En 2021, la CNIL a reçu 14 143 plaintes et en a clôt 12 522. Elle a procédé à 384 contrôles et les manquements constatés à l’occasion de certaines des instructions menées ont conduit à prononcer 135 mises en demeure et 18 sanctions, pour un montant cumulé d’amendes jamais atteint qui dépasse les 214 millions d’euros.
89 de ces 135 mises en demeure ont porté sur les cookies, l’une des thématiques prioritaires fixées par la CNIL pour cette année. Après un délai d’adaptation de six mois laissé aux acteurs du numérique pour mettre leurs pratiques en conformité avec les nouvelles règles sur les cookies, la CNIL a ainsi déclenché une campagne de contrôles qui a permis de mettre au jour de nombreuses pratiques non conformes.
En plus de ces mises en demeure, des sanctions ont été prises pour les cas les plus graves, concernant des acteurs qui ne permettaient pas à des millions d’internautes de “refuser les cookies aussi simplement que de les accepter », selon la formule de la CNIL.

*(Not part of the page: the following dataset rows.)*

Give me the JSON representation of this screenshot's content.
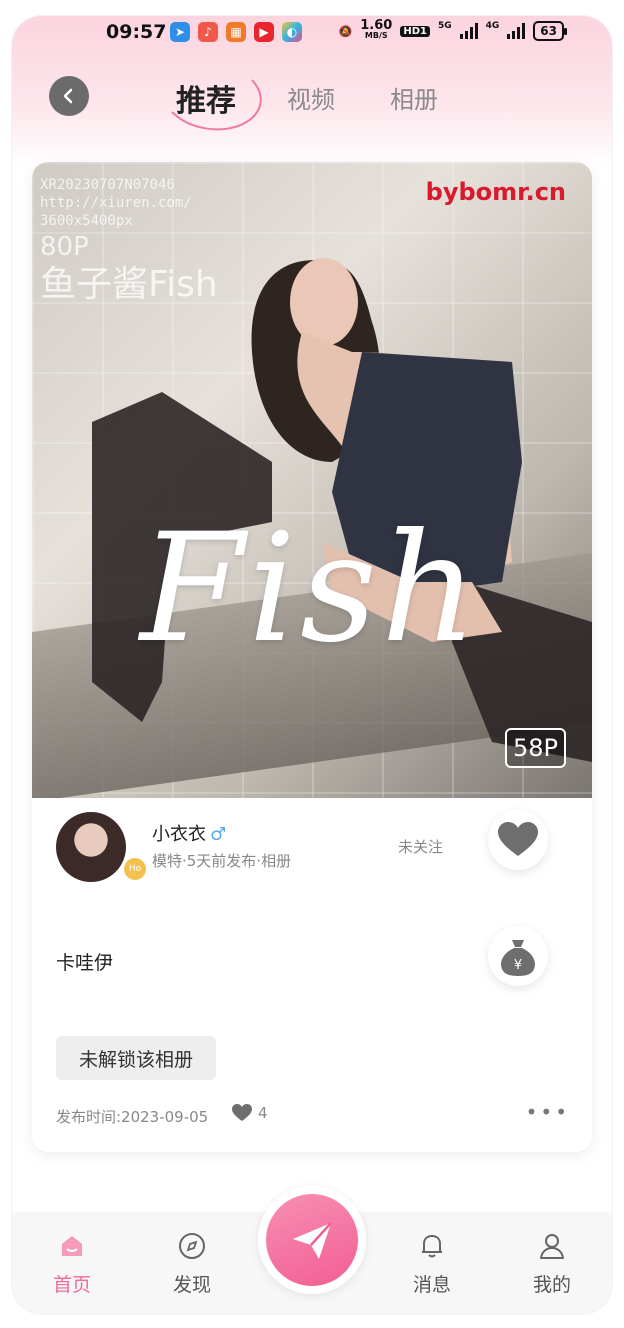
{
  "status_bar": {
    "time": "09:57",
    "net_speed_value": "1.60",
    "net_speed_unit": "MB/S",
    "hd_badge": "HD1",
    "signal1_label": "5G",
    "signal2_label": "4G",
    "battery": "63"
  },
  "header": {
    "tabs": [
      {
        "label": "推荐",
        "active": true
      },
      {
        "label": "视频",
        "active": false
      },
      {
        "label": "相册",
        "active": false
      }
    ]
  },
  "post": {
    "watermark": {
      "code": "XR20230707N07046",
      "url": "http://xiuren.com/",
      "size": "3600x5400px",
      "count": "80P",
      "name": "鱼子酱Fish",
      "site": "bybomr.cn",
      "script": "Fish"
    },
    "photo_count": "58P",
    "author": {
      "name": "小衣衣",
      "gender_icon": "♂",
      "level_badge": "Ho",
      "subtitle": "模特·5天前发布·相册"
    },
    "follow_status": "未关注",
    "description": "卡哇伊",
    "unlock_label": "未解锁该相册",
    "publish_time": "发布时间:2023-09-05",
    "like_count": "4",
    "more_label": "•••"
  },
  "tabbar": {
    "items": [
      {
        "label": "首页",
        "icon": "home-icon",
        "active": true
      },
      {
        "label": "发现",
        "icon": "compass-icon",
        "active": false
      },
      {
        "label": "消息",
        "icon": "bell-icon",
        "active": false
      },
      {
        "label": "我的",
        "icon": "user-icon",
        "active": false
      }
    ],
    "center_icon": "paper-plane-icon"
  },
  "colors": {
    "accent": "#f06b98",
    "header_gradient_top": "#fbd4df",
    "watermark_red": "#d8192e"
  }
}
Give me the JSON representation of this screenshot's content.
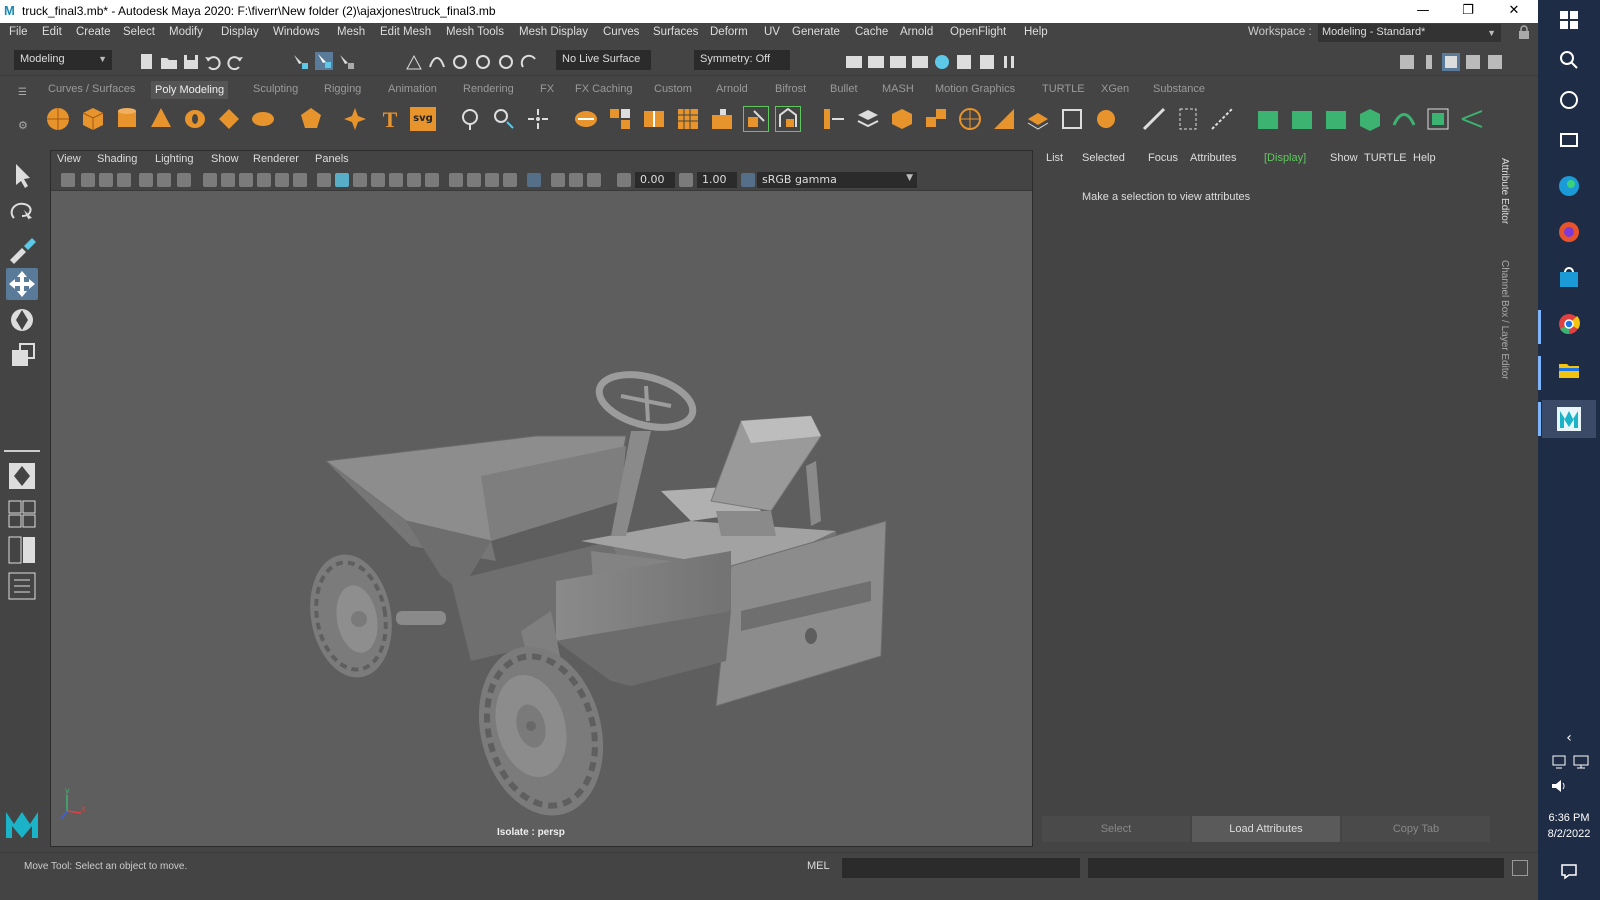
{
  "window": {
    "title": "truck_final3.mb* - Autodesk Maya 2020: F:\\fiverr\\New folder (2)\\ajaxjones\\truck_final3.mb",
    "logo": "M",
    "minimize": "—",
    "restore": "❐",
    "close": "✕"
  },
  "menu": [
    "File",
    "Edit",
    "Create",
    "Select",
    "Modify",
    "Display",
    "Windows",
    "Mesh",
    "Edit Mesh",
    "Mesh Tools",
    "Mesh Display",
    "Curves",
    "Surfaces",
    "Deform",
    "UV",
    "Generate",
    "Cache",
    "Arnold",
    "OpenFlight",
    "Help"
  ],
  "workspace": {
    "label": "Workspace :",
    "value": "Modeling - Standard*"
  },
  "status_line": {
    "menuset": "Modeling",
    "live_surface": "No Live Surface",
    "symmetry": "Symmetry: Off"
  },
  "shelf_tabs": [
    "Curves / Surfaces",
    "Poly Modeling",
    "Sculpting",
    "Rigging",
    "Animation",
    "Rendering",
    "FX",
    "FX Caching",
    "Custom",
    "Arnold",
    "Bifrost",
    "Bullet",
    "MASH",
    "Motion Graphics",
    "TURTLE",
    "XGen",
    "Substance"
  ],
  "shelf_active": "Poly Modeling",
  "shelf_icons": [
    "sphere-icon",
    "cube-icon",
    "cylinder-icon",
    "cone-icon",
    "torus-icon",
    "plane-icon",
    "disc-icon",
    "platonic-icon",
    "super-shape-icon",
    "type-icon",
    "svg-icon",
    "sphere-mesh-icon",
    "combine-icon",
    "separate-icon",
    "extract-icon",
    "mirror-icon",
    "bevel-icon",
    "extrude-icon",
    "bridge-icon",
    "fill-hole-icon",
    "multi-cut-icon",
    "insert-edge-loop-icon",
    "offset-edge-loop-icon",
    "target-weld-icon",
    "quad-draw-icon",
    "smooth-icon",
    "reduce-icon"
  ],
  "shelf_svg": "svg",
  "shelf_type": "T",
  "viewport": {
    "menu": [
      "View",
      "Shading",
      "Lighting",
      "Show",
      "Renderer",
      "Panels"
    ],
    "exposure": "0.00",
    "gamma": "1.00",
    "colorspace": "sRGB gamma",
    "label": "Isolate : persp",
    "axis_y": "y",
    "axis_x": "x"
  },
  "attribute_editor": {
    "menu": [
      "List",
      "Selected",
      "Focus",
      "Attributes",
      "[Display]",
      "Show",
      "TURTLE",
      "Help"
    ],
    "message": "Make a selection to view attributes",
    "buttons": [
      "Select",
      "Load Attributes",
      "Copy Tab"
    ],
    "side_tab_1": "Attribute Editor",
    "side_tab_2": "Channel Box / Layer Editor"
  },
  "help_line": {
    "message": "Move Tool: Select an object to move.",
    "mel": "MEL"
  },
  "taskbar": {
    "time": "6:36 PM",
    "date": "8/2/2022"
  },
  "colors": {
    "accent": "#5ec8e8",
    "active_display": "#5ec85e"
  }
}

La sécurité des données de santé
La CNIL a également poursuivi ses activités de contrôle sur la sécurité des données de santé : elle a ainsi conduit 30 nouvelles missions de contrôle auprès de laboratoires d’analyses médicales, d’hôpitaux, de prestataires et de data brokers en données de santé, en particulier sur les traitements en lien avec l’épidémie de Covid-19. “Certaines de ces procédures sont toujours en cours d’instruction », précise-telle.
La cybersécurité du web
Elle a également porté “une attention particulière” à la cybersécurité du web français en contrôlant 22 organismes dont 15 publics. Lors de ses enquêtes, la CNIL a notamment constaté des suites cryptographiques obsolètes rendant des sites web vulnérables aux attaques, des insuffisances concernant les mots de passe et, plus généralement, “des moyens insuffisants au regard des enjeux de sécurité actuels », explique la CNIL. Elle a reçu 5 037 notifications de violations de données, soit + 79 % par rapport à 2020.
Enfin, la CNIL a prononcé deux sanctions publiques à l’encontre du ministère de l’Intérieur, concernant “l’utilisation illicite de drones et une mauvaise gestion du fichier automatisé des empreintes digitales (FAED) ».